Local Exponential Stability of Mean-Field Langevin Descent-Ascent in Wasserstein Space
This resolves an open question about local stability in mean-field optimization for nonconvex-nonconcave games, though it leaves global convergence as an open challenge.
The paper proves that the mean-field Langevin descent-ascent dynamics is locally exponentially stable for entropically regularized two-player zero-sum games, showing that initializations sufficiently close to the equilibrium converge to it at an exponential rate.
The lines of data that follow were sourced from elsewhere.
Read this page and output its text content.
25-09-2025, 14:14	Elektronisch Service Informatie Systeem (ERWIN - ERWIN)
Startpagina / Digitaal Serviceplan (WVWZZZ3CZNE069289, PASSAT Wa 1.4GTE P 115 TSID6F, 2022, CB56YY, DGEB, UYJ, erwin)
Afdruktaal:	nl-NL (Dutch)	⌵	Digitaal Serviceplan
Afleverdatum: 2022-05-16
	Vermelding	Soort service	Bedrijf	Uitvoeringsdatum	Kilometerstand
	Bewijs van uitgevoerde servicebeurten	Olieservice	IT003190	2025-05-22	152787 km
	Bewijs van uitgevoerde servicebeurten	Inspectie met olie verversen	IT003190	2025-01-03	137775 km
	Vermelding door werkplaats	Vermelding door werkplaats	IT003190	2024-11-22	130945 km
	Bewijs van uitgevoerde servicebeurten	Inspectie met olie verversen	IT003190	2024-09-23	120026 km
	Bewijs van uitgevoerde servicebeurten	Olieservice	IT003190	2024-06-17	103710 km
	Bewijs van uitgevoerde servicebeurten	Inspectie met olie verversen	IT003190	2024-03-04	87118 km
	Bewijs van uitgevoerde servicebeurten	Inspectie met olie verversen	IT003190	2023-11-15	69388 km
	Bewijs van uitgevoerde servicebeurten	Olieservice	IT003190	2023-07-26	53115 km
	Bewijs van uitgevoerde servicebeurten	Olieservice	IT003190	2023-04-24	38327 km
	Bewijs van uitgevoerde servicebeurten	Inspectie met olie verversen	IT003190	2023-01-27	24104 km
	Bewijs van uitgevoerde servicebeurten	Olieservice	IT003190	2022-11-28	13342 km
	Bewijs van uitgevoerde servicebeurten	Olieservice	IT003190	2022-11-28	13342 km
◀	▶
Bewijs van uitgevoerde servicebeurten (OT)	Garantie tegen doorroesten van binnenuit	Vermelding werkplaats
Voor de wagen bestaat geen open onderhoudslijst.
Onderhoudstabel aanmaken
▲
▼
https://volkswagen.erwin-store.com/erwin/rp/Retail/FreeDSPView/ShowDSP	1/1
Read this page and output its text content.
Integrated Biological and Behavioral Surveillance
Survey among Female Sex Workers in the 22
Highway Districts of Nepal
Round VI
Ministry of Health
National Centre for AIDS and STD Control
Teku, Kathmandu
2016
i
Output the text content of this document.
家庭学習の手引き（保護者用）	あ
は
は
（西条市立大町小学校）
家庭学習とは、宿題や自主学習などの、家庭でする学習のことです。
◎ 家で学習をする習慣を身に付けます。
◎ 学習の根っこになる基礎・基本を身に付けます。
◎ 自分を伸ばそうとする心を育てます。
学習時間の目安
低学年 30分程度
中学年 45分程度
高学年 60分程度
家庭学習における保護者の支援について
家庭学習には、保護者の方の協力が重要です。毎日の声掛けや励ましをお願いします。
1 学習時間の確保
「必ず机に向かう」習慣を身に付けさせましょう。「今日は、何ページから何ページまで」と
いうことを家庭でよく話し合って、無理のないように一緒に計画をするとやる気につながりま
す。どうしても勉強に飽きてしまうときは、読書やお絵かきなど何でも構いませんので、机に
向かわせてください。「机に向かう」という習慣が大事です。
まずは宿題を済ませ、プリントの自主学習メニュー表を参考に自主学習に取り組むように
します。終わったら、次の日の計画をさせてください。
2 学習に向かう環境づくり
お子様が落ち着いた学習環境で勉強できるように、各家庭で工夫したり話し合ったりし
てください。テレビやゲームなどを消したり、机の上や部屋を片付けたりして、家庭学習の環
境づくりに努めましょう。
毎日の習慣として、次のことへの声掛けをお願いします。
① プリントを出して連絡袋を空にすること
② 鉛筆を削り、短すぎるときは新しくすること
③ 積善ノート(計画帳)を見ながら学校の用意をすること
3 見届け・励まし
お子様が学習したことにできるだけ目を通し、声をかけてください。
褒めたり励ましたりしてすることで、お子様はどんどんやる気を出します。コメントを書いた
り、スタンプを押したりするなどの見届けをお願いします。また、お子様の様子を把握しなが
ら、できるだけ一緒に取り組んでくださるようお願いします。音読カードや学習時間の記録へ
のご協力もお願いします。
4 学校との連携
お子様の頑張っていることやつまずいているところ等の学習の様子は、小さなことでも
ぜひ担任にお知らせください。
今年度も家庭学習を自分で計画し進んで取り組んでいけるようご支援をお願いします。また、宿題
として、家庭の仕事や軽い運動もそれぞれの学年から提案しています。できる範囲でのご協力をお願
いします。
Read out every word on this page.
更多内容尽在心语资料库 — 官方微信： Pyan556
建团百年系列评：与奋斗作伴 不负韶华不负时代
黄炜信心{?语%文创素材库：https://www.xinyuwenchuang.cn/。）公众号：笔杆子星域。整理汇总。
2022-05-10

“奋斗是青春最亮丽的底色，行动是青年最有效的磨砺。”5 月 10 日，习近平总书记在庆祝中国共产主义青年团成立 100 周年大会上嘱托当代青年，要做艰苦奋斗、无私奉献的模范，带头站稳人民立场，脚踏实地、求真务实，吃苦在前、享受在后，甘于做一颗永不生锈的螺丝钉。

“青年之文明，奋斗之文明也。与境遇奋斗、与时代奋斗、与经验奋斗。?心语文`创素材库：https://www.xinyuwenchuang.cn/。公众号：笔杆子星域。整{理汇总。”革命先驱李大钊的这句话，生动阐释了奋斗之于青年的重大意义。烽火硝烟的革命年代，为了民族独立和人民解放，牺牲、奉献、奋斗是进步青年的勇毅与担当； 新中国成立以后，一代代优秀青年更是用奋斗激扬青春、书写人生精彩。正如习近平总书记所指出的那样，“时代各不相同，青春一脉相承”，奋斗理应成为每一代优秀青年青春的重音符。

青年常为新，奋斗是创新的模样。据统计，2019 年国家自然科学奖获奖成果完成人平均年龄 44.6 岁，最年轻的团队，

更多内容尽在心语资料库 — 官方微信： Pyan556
We study the mean-field Langevin descent-ascent (MFL-DA), a coupled optimization dynamics on the space of probability measures for entropically regularized two-player zero-sum games. Although the associated mean-field objective admits a unique mixed Nash equilibrium, the long-time behavior of the original MFL-DA for general nonconvex-nonconcave payoffs has remained largely open. Answering an open question posed by Wang and Chizat (COLT 2024), we provide a partial resolution by proving that this equilibrium is locally exponentially stable: if the initialization is sufficiently close in Wasserstein metric, the dynamics trends to the equilibrium at an exponential rate. The key to our analysis is to establish a coercivity estimate for the entropy near equilibrium via spectral analysis of the linearized operator. We show that this coercivity effectively reveals a local displacement convex-concave structure, thereby driving contraction. This result settles the local stability and quantitative rate questions of Wang and Chizat, leaving global convergence as a remaining open challenge.